The Wilkes Expedition: Tthe First United States Exploring Expedition (1838-1842).

p. 41, Titian Peale quoted from letter to his daughters about his stateroom: I have a little bed over and under which is packed clothes, furs, guns, Books and boxes without number, all of which have to be tied to keep them from rolling and tumbling about, and kept off the floor as it is sometimes covered with water.

p. 151, in 1840 when Wilkes shared some information with James Clark Ross about his coterminous expedition: He decided to write him [Ross] regarding his experience with winds, currents, nearness to magnetic pole, etc., and to enclose a copy of his chart of the area traversed by the Squadron. Ross received this letter in August, 1840, along with a copy of the Herald’s announcement of Wilkes’ discovery of an Antarctic Continent. Since he did not believe there was enough evidence to claim such a discovery, he did not bother to acknowledge receipt of the letter.

Wilkes explained to [Navy] Secretary Paulding why he sent the letter and chart to Ross, contrary to his orders which explicitly prohibited giving to anyone not on the Expedition copies of “any journal, charts, plan, memorandum, specimen, drawing, painting, or proceedings of the Expedition.” [The US habit of political secrecy goes back a long way.] It was in return for assistance given him by Ross and other Englishmen when he had been abroad procuring scientific instruments and because he felt he was anticipating “the wishes of the President and yourself to afford all and every assistance in my power” for the furtherance of the objects of the Expedition.

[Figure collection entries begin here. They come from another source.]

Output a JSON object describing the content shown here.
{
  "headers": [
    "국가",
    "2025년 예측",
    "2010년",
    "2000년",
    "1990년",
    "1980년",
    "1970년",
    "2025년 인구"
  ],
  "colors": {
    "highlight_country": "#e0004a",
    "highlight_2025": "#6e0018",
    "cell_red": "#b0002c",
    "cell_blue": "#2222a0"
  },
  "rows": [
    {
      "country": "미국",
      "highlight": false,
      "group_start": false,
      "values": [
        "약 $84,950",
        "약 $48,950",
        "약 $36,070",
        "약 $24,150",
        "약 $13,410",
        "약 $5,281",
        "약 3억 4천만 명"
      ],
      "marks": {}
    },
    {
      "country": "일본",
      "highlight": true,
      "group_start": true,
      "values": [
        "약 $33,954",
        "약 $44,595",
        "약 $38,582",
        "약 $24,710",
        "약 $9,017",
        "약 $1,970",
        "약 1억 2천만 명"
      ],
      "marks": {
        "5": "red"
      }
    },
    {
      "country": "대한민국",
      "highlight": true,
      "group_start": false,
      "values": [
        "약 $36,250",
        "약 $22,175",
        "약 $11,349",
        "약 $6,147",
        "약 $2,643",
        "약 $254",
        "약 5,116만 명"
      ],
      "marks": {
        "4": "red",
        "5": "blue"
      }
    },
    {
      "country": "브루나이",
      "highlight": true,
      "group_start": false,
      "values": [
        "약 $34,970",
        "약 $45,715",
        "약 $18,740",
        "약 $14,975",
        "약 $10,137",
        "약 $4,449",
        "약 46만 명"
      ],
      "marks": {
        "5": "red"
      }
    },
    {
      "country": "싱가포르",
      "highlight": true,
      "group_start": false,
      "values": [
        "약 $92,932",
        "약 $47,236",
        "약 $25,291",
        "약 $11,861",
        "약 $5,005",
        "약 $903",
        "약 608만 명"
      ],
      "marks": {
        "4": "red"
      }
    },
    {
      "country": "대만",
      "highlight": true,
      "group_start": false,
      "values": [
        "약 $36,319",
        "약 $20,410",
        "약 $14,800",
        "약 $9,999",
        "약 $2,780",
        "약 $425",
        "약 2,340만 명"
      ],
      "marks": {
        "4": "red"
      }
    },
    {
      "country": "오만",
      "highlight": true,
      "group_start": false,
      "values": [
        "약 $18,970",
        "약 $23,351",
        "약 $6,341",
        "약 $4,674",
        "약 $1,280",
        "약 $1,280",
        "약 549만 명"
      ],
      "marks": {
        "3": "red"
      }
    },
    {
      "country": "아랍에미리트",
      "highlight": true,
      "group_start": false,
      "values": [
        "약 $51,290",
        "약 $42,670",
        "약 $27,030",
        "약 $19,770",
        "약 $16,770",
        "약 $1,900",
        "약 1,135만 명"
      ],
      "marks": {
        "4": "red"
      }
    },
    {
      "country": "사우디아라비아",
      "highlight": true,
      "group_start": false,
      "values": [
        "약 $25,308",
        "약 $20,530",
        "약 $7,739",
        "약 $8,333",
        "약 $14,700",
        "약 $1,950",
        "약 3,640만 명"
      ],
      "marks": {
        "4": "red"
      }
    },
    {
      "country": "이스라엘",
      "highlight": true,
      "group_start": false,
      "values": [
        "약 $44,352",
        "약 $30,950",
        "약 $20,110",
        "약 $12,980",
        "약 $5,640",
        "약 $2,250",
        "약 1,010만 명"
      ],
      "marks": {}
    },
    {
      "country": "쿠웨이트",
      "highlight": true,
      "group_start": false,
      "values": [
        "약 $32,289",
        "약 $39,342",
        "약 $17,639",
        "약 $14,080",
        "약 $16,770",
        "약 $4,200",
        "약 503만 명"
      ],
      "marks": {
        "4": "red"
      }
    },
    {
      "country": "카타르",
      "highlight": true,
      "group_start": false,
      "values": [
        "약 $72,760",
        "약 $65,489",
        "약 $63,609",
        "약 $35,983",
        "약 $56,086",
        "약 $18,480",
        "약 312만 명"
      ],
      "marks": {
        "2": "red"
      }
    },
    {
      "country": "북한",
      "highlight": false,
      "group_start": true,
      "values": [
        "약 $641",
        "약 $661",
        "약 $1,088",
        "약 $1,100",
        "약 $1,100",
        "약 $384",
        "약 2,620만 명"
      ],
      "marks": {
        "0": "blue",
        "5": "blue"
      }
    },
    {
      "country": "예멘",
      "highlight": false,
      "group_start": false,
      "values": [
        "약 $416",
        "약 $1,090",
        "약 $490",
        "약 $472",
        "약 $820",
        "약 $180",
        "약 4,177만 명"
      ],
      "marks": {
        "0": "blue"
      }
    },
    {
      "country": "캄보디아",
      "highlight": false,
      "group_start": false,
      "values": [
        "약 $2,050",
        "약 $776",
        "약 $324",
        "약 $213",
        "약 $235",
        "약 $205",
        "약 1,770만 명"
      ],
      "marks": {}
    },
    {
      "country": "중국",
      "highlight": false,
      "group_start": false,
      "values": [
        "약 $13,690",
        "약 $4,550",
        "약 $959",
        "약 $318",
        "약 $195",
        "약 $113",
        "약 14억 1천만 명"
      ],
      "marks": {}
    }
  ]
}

p. 153, Wilkes’ charting of 1000 miles of Wilkes’ land: was a real achievement considering that the exploration was accomplished in vessels not built for combating ice and subject to the vagaries of Antarctic winds….Whether or not the Expedition beat d’Urville by first seeing land on January 16 is of less importance than the determination that this was a continent and not a chain of islands—this was the great achievement of the Expedition and it is fitting that this portion of Antarctica should be generally designated as “Wilkes Land.”